A man looks at a shoe box next to Turkish-backed Syrian fighters in the seized Kurdish-majority city of Afrin. Widespread looting was still being reported in the city with Syria opposition leaders and Kurdish officials condemning the incidents. Image Credit: AFP

Afrin: Turkish-led forces secured the city of Afrin on Monday after a deadly two-month assault that dealt the Kurds a major blow and could reshape the region.

Opposition groups supporting the capture of Afrin from the Kurds condemned looting carried out by Ankara’s Syrian proxies when they seized the northern city Sunday.
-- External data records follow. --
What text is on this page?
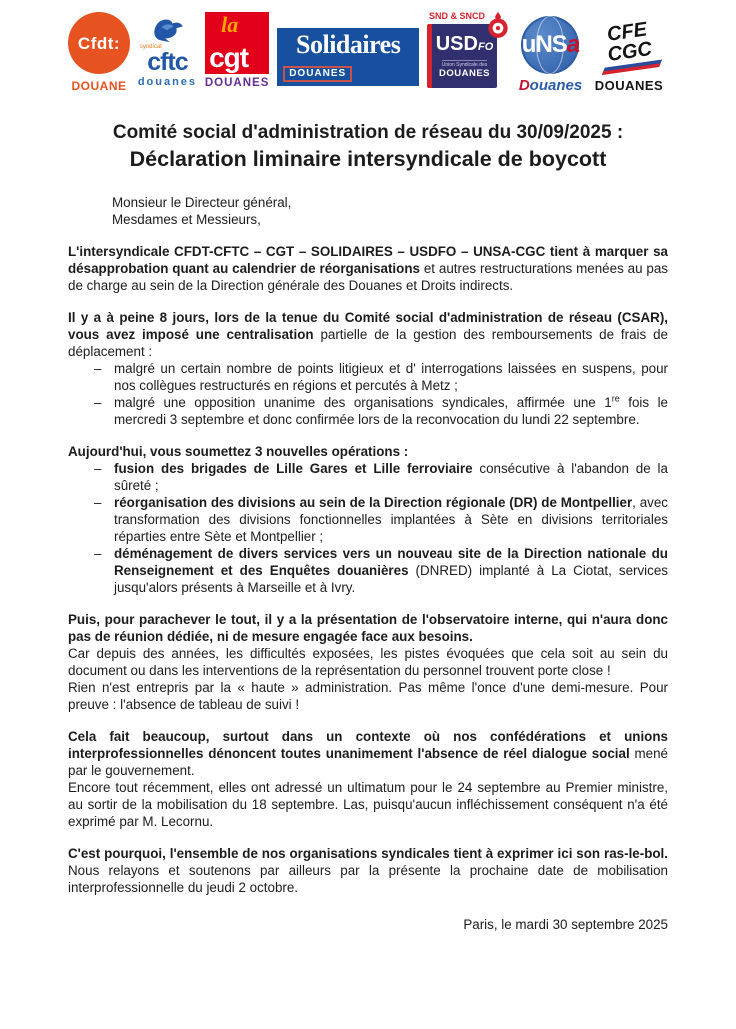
Cfdt:
DOUANE
syndicat
cftc
douanes
la
cgt
DOUANES
Solidaires
DOUANES
SND & SNCD
USDFO
Union Syndicale des
DOUANES
uNSa
Douanes
CFE
CGC
DOUANES
Comité social d'administration de réseau du 30/09/2025 :
Déclaration liminaire intersyndicale de boycott
Monsieur le Directeur général,
Mesdames et Messieurs,

L'intersyndicale CFDT-CFTC – CGT – SOLIDAIRES – USDFO – UNSA-CGC tient à marquer sa désapprobation quant au calendrier de réorganisations et autres restructurations menées au pas de charge au sein de la Direction générale des Douanes et Droits indirects.

Il y a à peine 8 jours, lors de la tenue du Comité social d'administration de réseau (CSAR), vous avez imposé une centralisation partielle de la gestion des remboursements de frais de déplacement :

– malgré un certain nombre de points litigieux et d' interrogations laissées en suspens, pour nos collègues restructurés en régions et percutés à Metz ;
– malgré une opposition unanime des organisations syndicales, affirmée une 1re fois le mercredi 3 septembre et donc confirmée lors de la reconvocation du lundi 22 septembre.

Aujourd'hui, vous soumettez 3 nouvelles opérations :

– fusion des brigades de Lille Gares et Lille ferroviaire consécutive à l'abandon de la sûreté ;
– réorganisation des divisions au sein de la Direction régionale (DR) de Montpellier, avec transformation des divisions fonctionnelles implantées à Sète en divisions territoriales réparties entre Sète et Montpellier ;
– déménagement de divers services vers un nouveau site de la Direction nationale du Renseignement et des Enquêtes douanières (DNRED) implanté à La Ciotat, services jusqu'alors présents à Marseille et à Ivry.

Puis, pour parachever le tout, il y a la présentation de l'observatoire interne, qui n'aura donc pas de réunion dédiée, ni de mesure engagée face aux besoins.

Car depuis des années, les difficultés exposées, les pistes évoquées que cela soit au sein du document ou dans les interventions de la représentation du personnel trouvent porte close !

Rien n'est entrepris par la « haute » administration. Pas même l'once d'une demi-mesure. Pour preuve : l'absence de tableau de suivi !

Cela fait beaucoup, surtout dans un contexte où nos confédérations et unions interprofessionnelles dénoncent toutes unanimement l'absence de réel dialogue social mené par le gouvernement.

Encore tout récemment, elles ont adressé un ultimatum pour le 24 septembre au Premier ministre, au sortir de la mobilisation du 18 septembre. Las, puisqu'aucun infléchissement conséquent n'a été exprimé par M. Lecornu.

C'est pourquoi, l'ensemble de nos organisations syndicales tient à exprimer ici son ras-le-bol. Nous relayons et soutenons par ailleurs par la présente la prochaine date de mobilisation interprofessionnelle du jeudi 2 octobre.

Paris, le mardi 30 septembre 2025
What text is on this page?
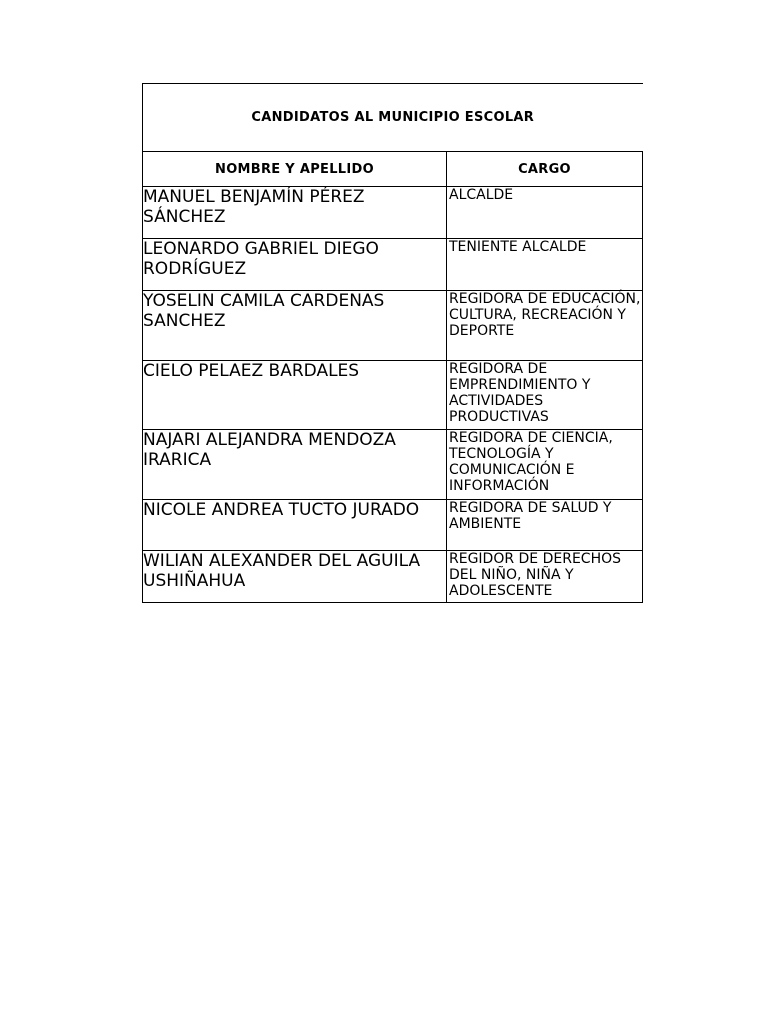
CANDIDATOS AL MUNICIPIO ESCOLAR	
NOMBRE Y APELLIDO	CARGO
MANUEL BENJAMÍN PÉREZ SÁNCHEZ	ALCALDE
LEONARDO GABRIEL DIEGO RODRÍGUEZ	TENIENTE ALCALDE
YOSELIN CAMILA CARDENAS SANCHEZ	REGIDORA DE EDUCACIÓN, CULTURA, RECREACIÓN Y DEPORTE
CIELO PELAEZ BARDALES	REGIDORA DE EMPRENDIMIENTO Y ACTIVIDADES PRODUCTIVAS
NAJARI ALEJANDRA MENDOZA IRARICA	REGIDORA DE CIENCIA, TECNOLOGÍA Y COMUNICACIÓN E INFORMACIÓN
NICOLE ANDREA TUCTO JURADO	REGIDORA DE SALUD Y AMBIENTE
WILIAN ALEXANDER DEL AGUILA USHIÑAHUA	REGIDOR DE DERECHOS DEL NIÑO, NIÑA Y ADOLESCENTE
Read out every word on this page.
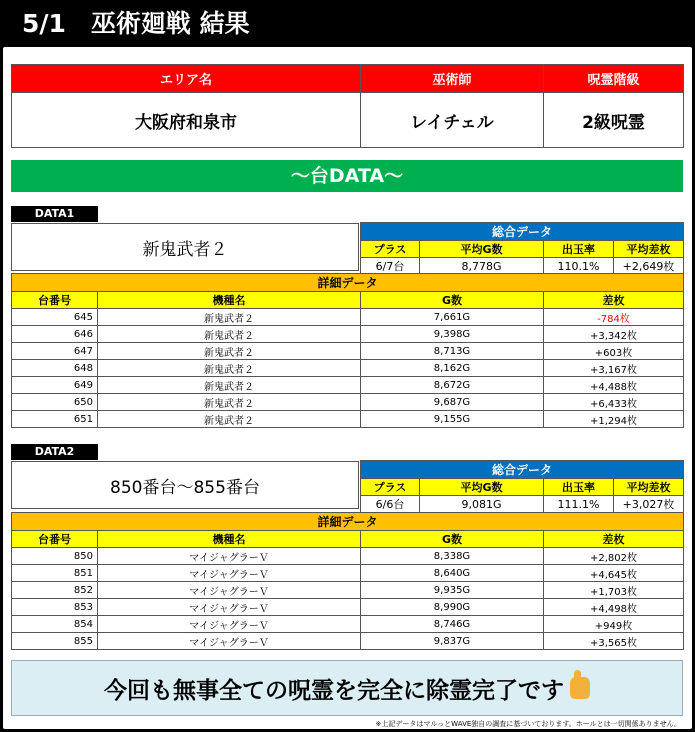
5/1　巫術廻戦 結果
エリア名	巫術師	呪霊階級
大阪府和泉市	レイチェル	2級呪霊
～台DATA～
DATA1
新鬼武者２
総合データ			
プラス	平均G数	出玉率	平均差枚
6/7台	8,778G	110.1%	+2,649枚
詳細データ			
台番号	機種名	G数	差枚
645	新鬼武者２	7,661G	-784枚
646	新鬼武者２	9,398G	+3,342枚
647	新鬼武者２	8,713G	+603枚
648	新鬼武者２	8,162G	+3,167枚
649	新鬼武者２	8,672G	+4,488枚
650	新鬼武者２	9,687G	+6,433枚
651	新鬼武者２	9,155G	+1,294枚
DATA2
850番台～855番台
総合データ			
プラス	平均G数	出玉率	平均差枚
6/6台	9,081G	111.1%	+3,027枚
詳細データ			
台番号	機種名	G数	差枚
850	マイジャグラーＶ	8,338G	+2,802枚
851	マイジャグラーＶ	8,640G	+4,645枚
852	マイジャグラーＶ	9,935G	+1,703枚
853	マイジャグラーＶ	8,990G	+4,498枚
854	マイジャグラーＶ	8,746G	+949枚
855	マイジャグラーＶ	9,837G	+3,565枚
今回も無事全ての呪霊を完全に除霊完了です
※上記データはマルっとWAVE独自の調査に基づいております。ホールとは一切関係ありません。
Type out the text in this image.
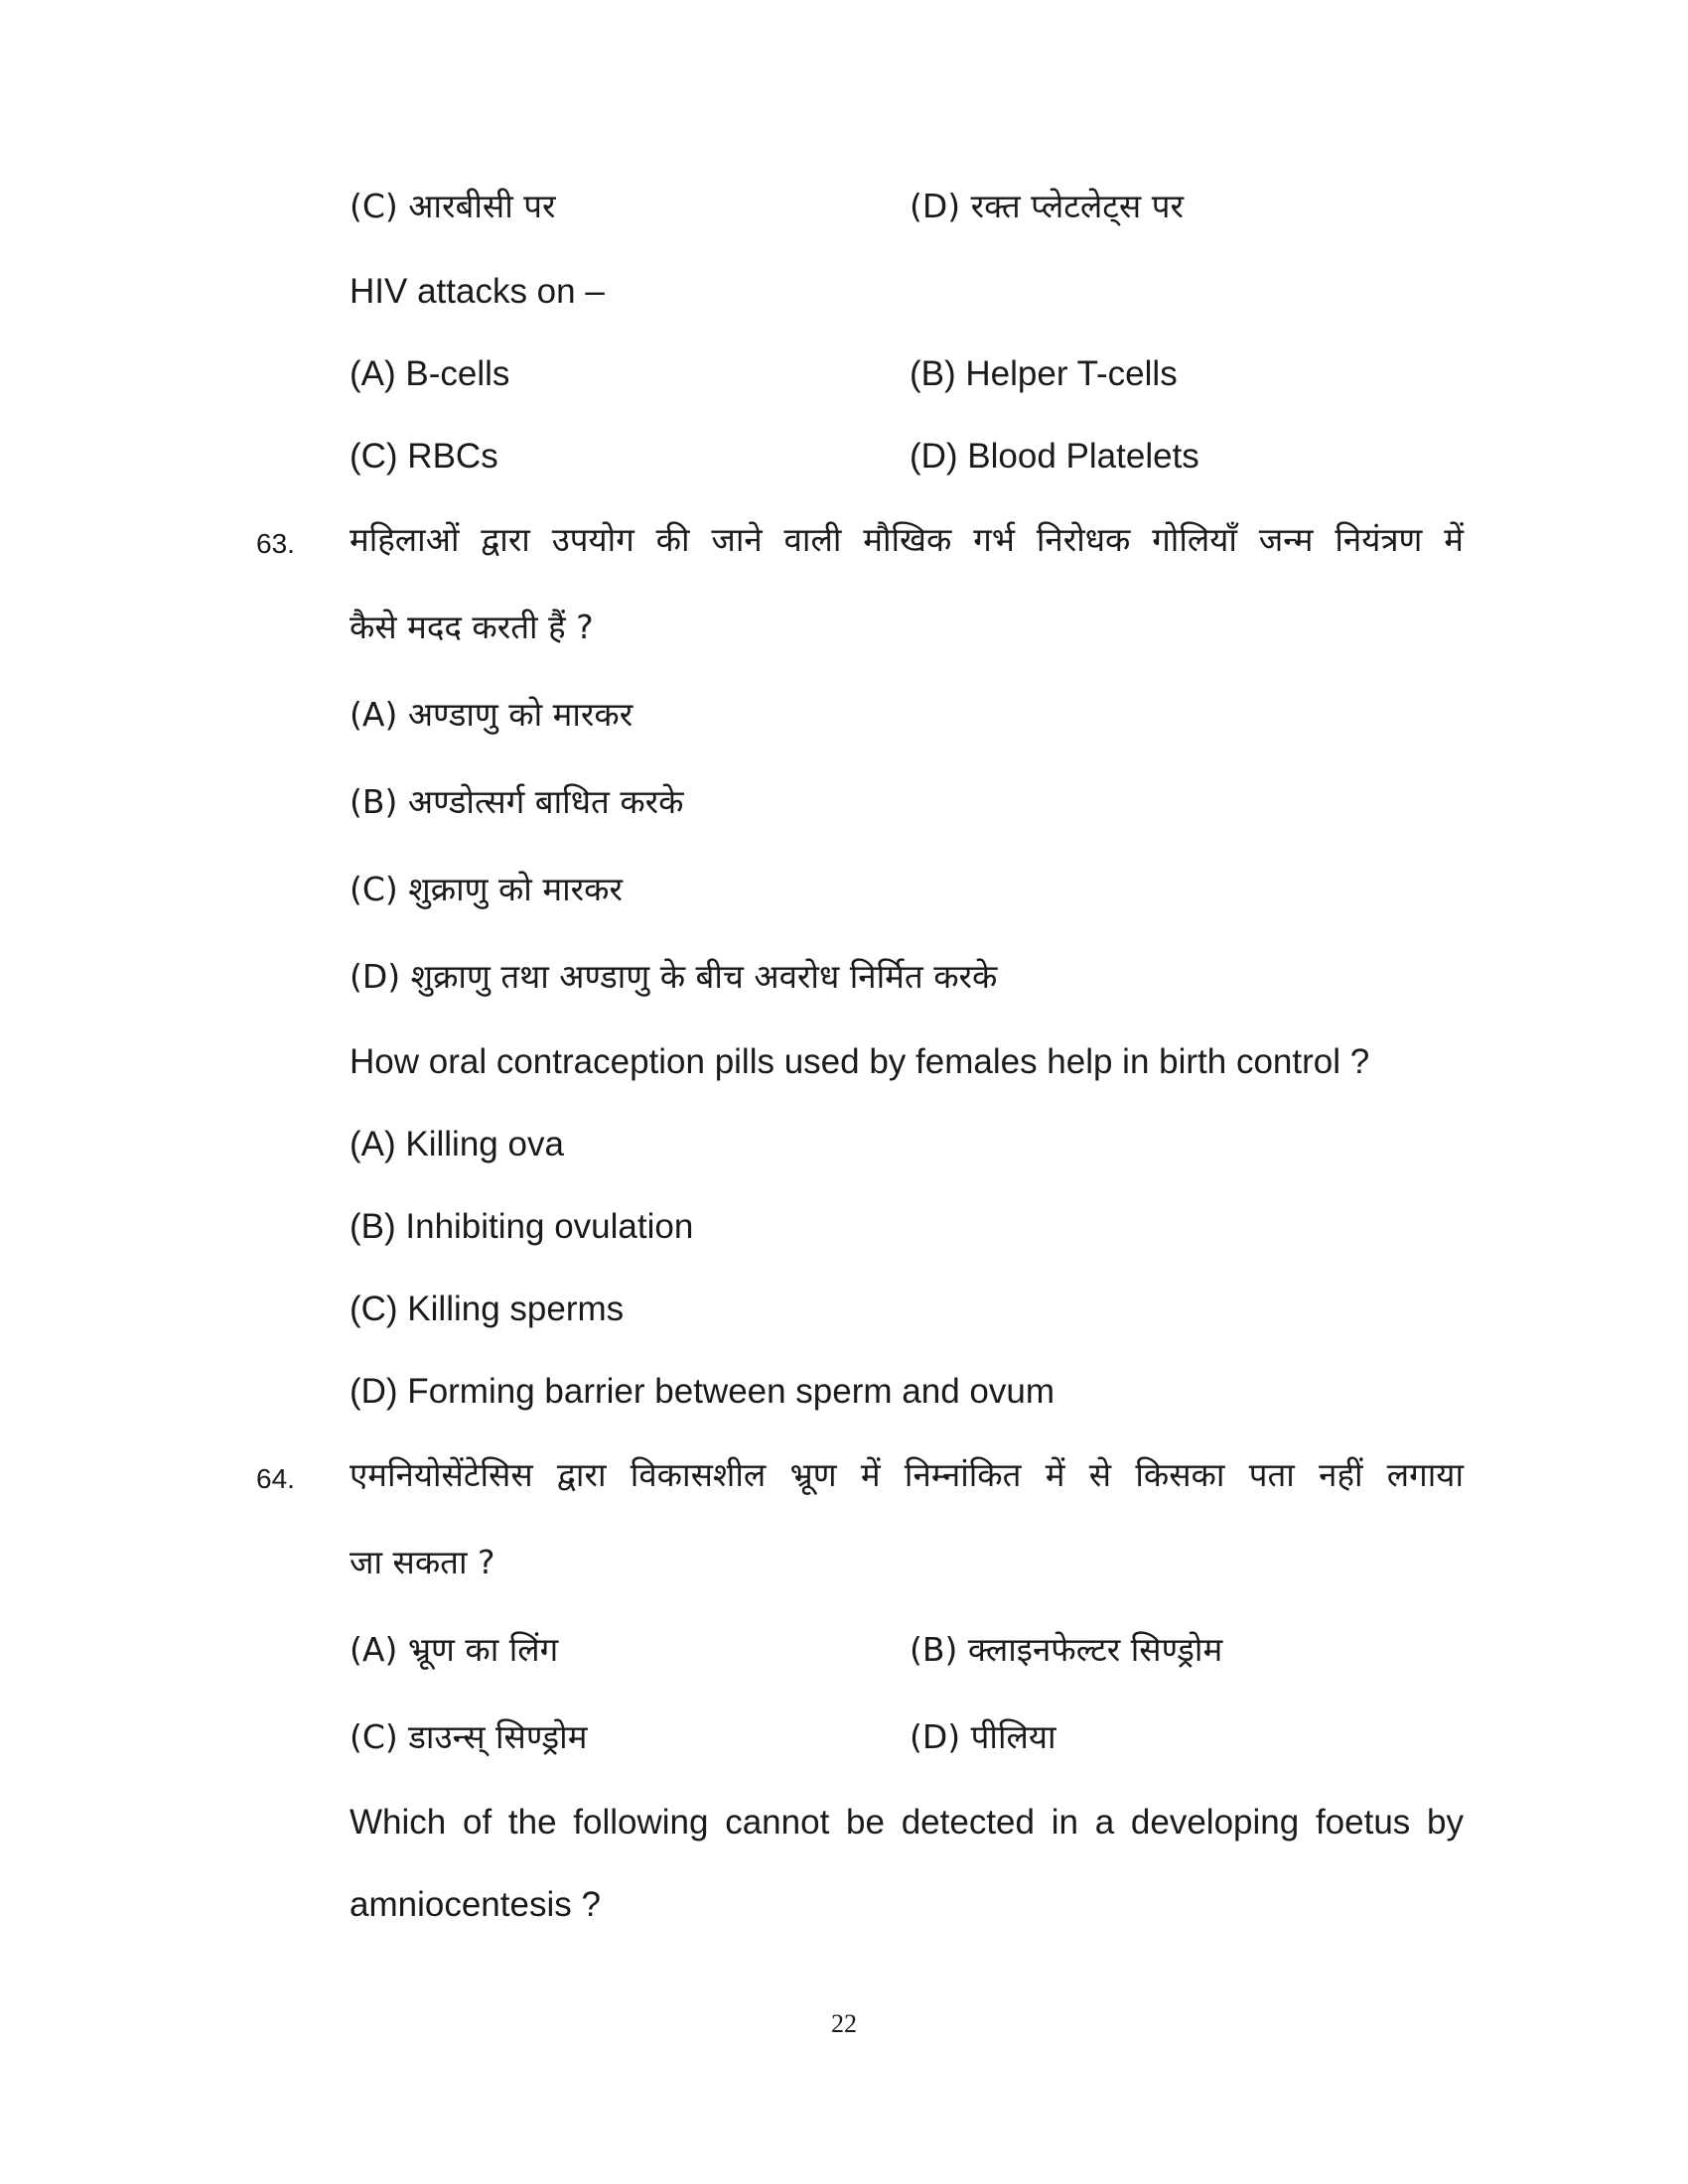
(C) आरबीसी पर	(D) रक्त प्लेटलेट्स पर
HIV attacks on –
(A) B-cells	(B) Helper T-cells
(C) RBCs	(D) Blood Platelets
63. महिलाओं द्वारा उपयोग की जाने वाली मौखिक गर्भ निरोधक गोलियाँ जन्म नियंत्रण में
कैसे मदद करती हैं ?
(A) अण्डाणु को मारकर
(B) अण्डोत्सर्ग बाधित करके
(C) शुक्राणु को मारकर
(D) शुक्राणु तथा अण्डाणु के बीच अवरोध निर्मित करके
How oral contraception pills used by females help in birth control ?
(A) Killing ova
(B) Inhibiting ovulation
(C) Killing sperms
(D) Forming barrier between sperm and ovum
64. एमनियोसेंटेसिस द्वारा विकासशील भ्रूण में निम्नांकित में से किसका पता नहीं लगाया
जा सकता ?
(A) भ्रूण का लिंग	(B) क्लाइनफेल्टर सिण्ड्रोम
(C) डाउन्स् सिण्ड्रोम	(D) पीलिया
Which of the following cannot be detected in a developing foetus by
amniocentesis ?
22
The Kurdish People’s Protection Units (YPG) could do little when Syrian Arab fighters backed by NATO’s second-largest army thrust into Afrin, nearly two months into a massive assault on the region.

The fighters, mostly former anti-Assad rebels, celebrated their victory by destroying the statue of Kurdish hero Kawa and looting shops and other property.

The pillaging drew widespread condemnation, including from Syrian opposition groups supporting the Turkish intervention.

“The looting and stealing of private and public property is a crime,” said Mohammad Alloush, a key figure in the Jaish Al Islam rebel group.

“All those who took part in this decadence need to have their hands slapped hard.”

An AFP reporter said looting was still taking place on Monday, with fighters joking at checkpoints about their spoils.

The Britain-based Syria Observatory for Human Rights monitoring group, which relies on an extensive network of sources across Syria, also said pillaging was still under way.

The mosaic of factions hired by Turkey from Idlib province and elsewhere to wage the offensive were spray-painting their groups’ names on Afrin shop fronts and walls.

They also picked through debris for bombs and unexploded ordnance after explosions killed at least 13 of them on Sunday.

The command of the operation Ankara launched on January 20 appeared to be rotating some fighters out in order to bring a police holding force.

Turkey, which has threatened to push deeper into Syria, said its operation was aimed at securing the north of the country to allow the three million Syrian refugees on its soil to return.

Ankara was also worried that the Kurds, who control some 30 per cent of Syrian territory, would consolidate a statelet stretching all along the border.

Nicholas Heras, a security fellow at the Center for a New American Security, said taking Afrin was a success for President Recep Tayyip Erdogan who shrugged off international concern to press on with the operation.

“Afrin is one of the most strategic areas of northwest Syria. It is a piece of real estate that anchors Turkey’s presence for many years to come,” Heras said.

Bitterness ran high among the Kurds, who feel poorly rewarded for the sacrifices made when they were the ground force of the US-led coalition’s war against Daesh.

The Observatory said that more than 1,500 Kurdish fighters had been killed since the start of the offensive, most of them in air strikes and artillery fire.

The YPG has vowed to fight back but their chances look slim and tens of thousands of Afrin residents who fled in recent days now find themselves in limbo.